June 2020 Security Report: Domestic Violence, a Culture of Silence

June 2020 Security Report: Domestic Violence, a Culture of Silence

From a security perspective, domestic violence is the most rampant challenge and infringement on the personal security of individuals.  Personal security aims to protect people from physical violence, whether from the state or external states, from violent individuals and sub-state actors, from domestic abuse, or from predatory adults. Beyond the physical violence, there is significant mental trauma associated with domestic abuse that often has lifelong impact on the wellbeing of the victims, which affects their ability to function optimally in society.

Domestic violence (also named domestic abuse or family violence) is violence or other abuse in a domestic setting, such as in marriage or cohabitation. In its broadest sense, domestic violence also involves violence against children, parents, or the elderly. It can take a variety of forms such as,  physicalverbalemotional, and sexual abuse, which can range from subtle, coercive forms to marital rape and to violent physical abuse such as choking, beating, female genital mutilation.

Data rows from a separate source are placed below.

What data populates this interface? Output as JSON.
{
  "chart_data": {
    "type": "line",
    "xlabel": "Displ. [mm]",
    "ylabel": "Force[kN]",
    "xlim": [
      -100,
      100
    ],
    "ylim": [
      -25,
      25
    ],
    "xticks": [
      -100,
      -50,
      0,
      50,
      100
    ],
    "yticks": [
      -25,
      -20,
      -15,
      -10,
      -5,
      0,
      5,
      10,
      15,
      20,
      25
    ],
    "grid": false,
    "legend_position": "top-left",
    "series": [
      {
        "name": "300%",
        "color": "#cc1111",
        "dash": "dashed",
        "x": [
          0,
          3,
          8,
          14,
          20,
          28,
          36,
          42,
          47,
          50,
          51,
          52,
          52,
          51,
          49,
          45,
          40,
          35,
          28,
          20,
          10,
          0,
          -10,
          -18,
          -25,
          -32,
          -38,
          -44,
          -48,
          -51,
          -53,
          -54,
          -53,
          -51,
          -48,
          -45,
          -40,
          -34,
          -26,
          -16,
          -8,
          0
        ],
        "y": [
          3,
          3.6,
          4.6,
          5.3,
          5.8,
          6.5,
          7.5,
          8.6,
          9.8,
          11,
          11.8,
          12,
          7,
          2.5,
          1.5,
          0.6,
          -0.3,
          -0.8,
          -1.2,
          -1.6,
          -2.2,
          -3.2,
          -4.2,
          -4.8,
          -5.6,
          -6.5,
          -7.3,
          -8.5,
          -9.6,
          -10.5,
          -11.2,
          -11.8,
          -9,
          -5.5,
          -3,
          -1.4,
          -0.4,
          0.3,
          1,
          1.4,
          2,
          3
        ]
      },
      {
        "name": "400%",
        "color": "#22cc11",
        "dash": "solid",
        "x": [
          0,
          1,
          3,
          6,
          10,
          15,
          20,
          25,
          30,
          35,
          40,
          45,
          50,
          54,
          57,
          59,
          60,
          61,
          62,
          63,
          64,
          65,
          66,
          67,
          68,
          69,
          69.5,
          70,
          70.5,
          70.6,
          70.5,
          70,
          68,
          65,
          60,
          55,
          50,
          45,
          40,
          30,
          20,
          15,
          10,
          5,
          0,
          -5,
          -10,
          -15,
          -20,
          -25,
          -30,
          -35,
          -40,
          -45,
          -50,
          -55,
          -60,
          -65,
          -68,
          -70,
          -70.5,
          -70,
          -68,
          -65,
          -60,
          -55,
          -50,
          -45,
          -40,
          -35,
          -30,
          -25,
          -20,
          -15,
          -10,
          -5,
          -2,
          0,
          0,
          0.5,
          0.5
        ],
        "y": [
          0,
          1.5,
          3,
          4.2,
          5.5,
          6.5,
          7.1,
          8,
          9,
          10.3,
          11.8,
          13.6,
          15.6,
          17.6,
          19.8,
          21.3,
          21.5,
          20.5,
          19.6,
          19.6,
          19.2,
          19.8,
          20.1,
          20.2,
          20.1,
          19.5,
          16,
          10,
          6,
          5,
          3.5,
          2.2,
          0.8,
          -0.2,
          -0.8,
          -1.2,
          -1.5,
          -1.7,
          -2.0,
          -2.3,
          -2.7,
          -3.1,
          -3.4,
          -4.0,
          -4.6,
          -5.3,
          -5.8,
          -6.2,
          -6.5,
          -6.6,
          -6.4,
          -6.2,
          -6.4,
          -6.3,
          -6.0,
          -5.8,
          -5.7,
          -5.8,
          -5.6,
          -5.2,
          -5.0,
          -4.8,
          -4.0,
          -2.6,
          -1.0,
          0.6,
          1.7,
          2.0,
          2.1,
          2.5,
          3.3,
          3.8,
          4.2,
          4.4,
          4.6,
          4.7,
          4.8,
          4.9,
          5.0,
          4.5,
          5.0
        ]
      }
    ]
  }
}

Contrary to what some might believe domestic violence is not limited to a particular family, tribe, nationality or race. It is a problem caused by dysfunctional individuals, which leads to dysfunctional families. Around the world in every country either advanced or underdeveloped, domestic violence continues to be a significant security challenge to individuals

The most common instance is physical violence against a spouse, usually the woman who is almost always physically the weaker partner. Wife-beating should never be downplayed (by the victim, family or friends) as it most often becomes a repeated incident and in many instances has escalated into mutilation and even manslaughter or murder. However, beyond the physical abuse, emotional and verbal abuse also has a significant albeit seemingly invisible impact on the victim, eroding their self-confidence, morale and social interactions negatively.

Children are the second most common target of domestic violence, this is particularly saddening as they are unable to speak out or defend themselves. As much as discipline is advocated for all parents and guardians in bringing up a child, let us make no mistake, there is a broad margin between instilling discipline and physically abusing a child. Beyond the physical violence, children are prime targets for rape and other forms of sexual abuse. Sadly the perpetrators are often trusted individuals like family, friends and neighbors.

Beyond violence, child abuse can also translate as purposeful denial of a child’s rights such as access to food, education, health, to be protected from exploitation and child labor etc. In underdeveloped countries, children are often exploited as underpaid or unpaid child labor in order to augment family incomes. This also deprives them of a chance to be educated and exposes them early to the menaces of society.

The elderly and incapacitated are also common victims of domestic violence and physical violence. Their disability and weakness means that the abuse may go undetected for long periods, sometimes under the hands of the caregivers themselves.

Sadly against the backdrop of worldwide occurrence, Nigeria is particularly affected by domestic violence in all aspects. This is largely due to a culture of silence in the general populace further complicated by grossly incapacitated social welfare services on both federal and state levels of government. Law enforcement agencies seem unwilling or unable to act against perpetrators as victims and witnesses are often silenced by fear of stigma, also the legislation has many grey areas regarding domestic violence which make it difficult to prosecute suspects.

The situation is however not entirely grim, as certain NGO’s and government initiatives have recorded some progress in preventing domestic violence, rehabilitating victims and prosecuting perpetrators. Amongst these but definitely not limited to this list, are the following;

DSVRT- Domestic and Sexual Violence Response Team

Mirabel Center – Which is deeply engaged in the rehabilitating victims of rape and sexual abuse

Ministry of Youth and Social Development

WELA- Women Empowerment and Local Aid.

In truth there are tens if not hundreds of these NGOs and government bodies, but most necessary is a change of the mindset and culture of silence. As a witness or a victim of domestic violence, do not keep silent, reach out to security agencies and welfare services, this is your moral duty. As more people unite their voices, the change will certainly happen.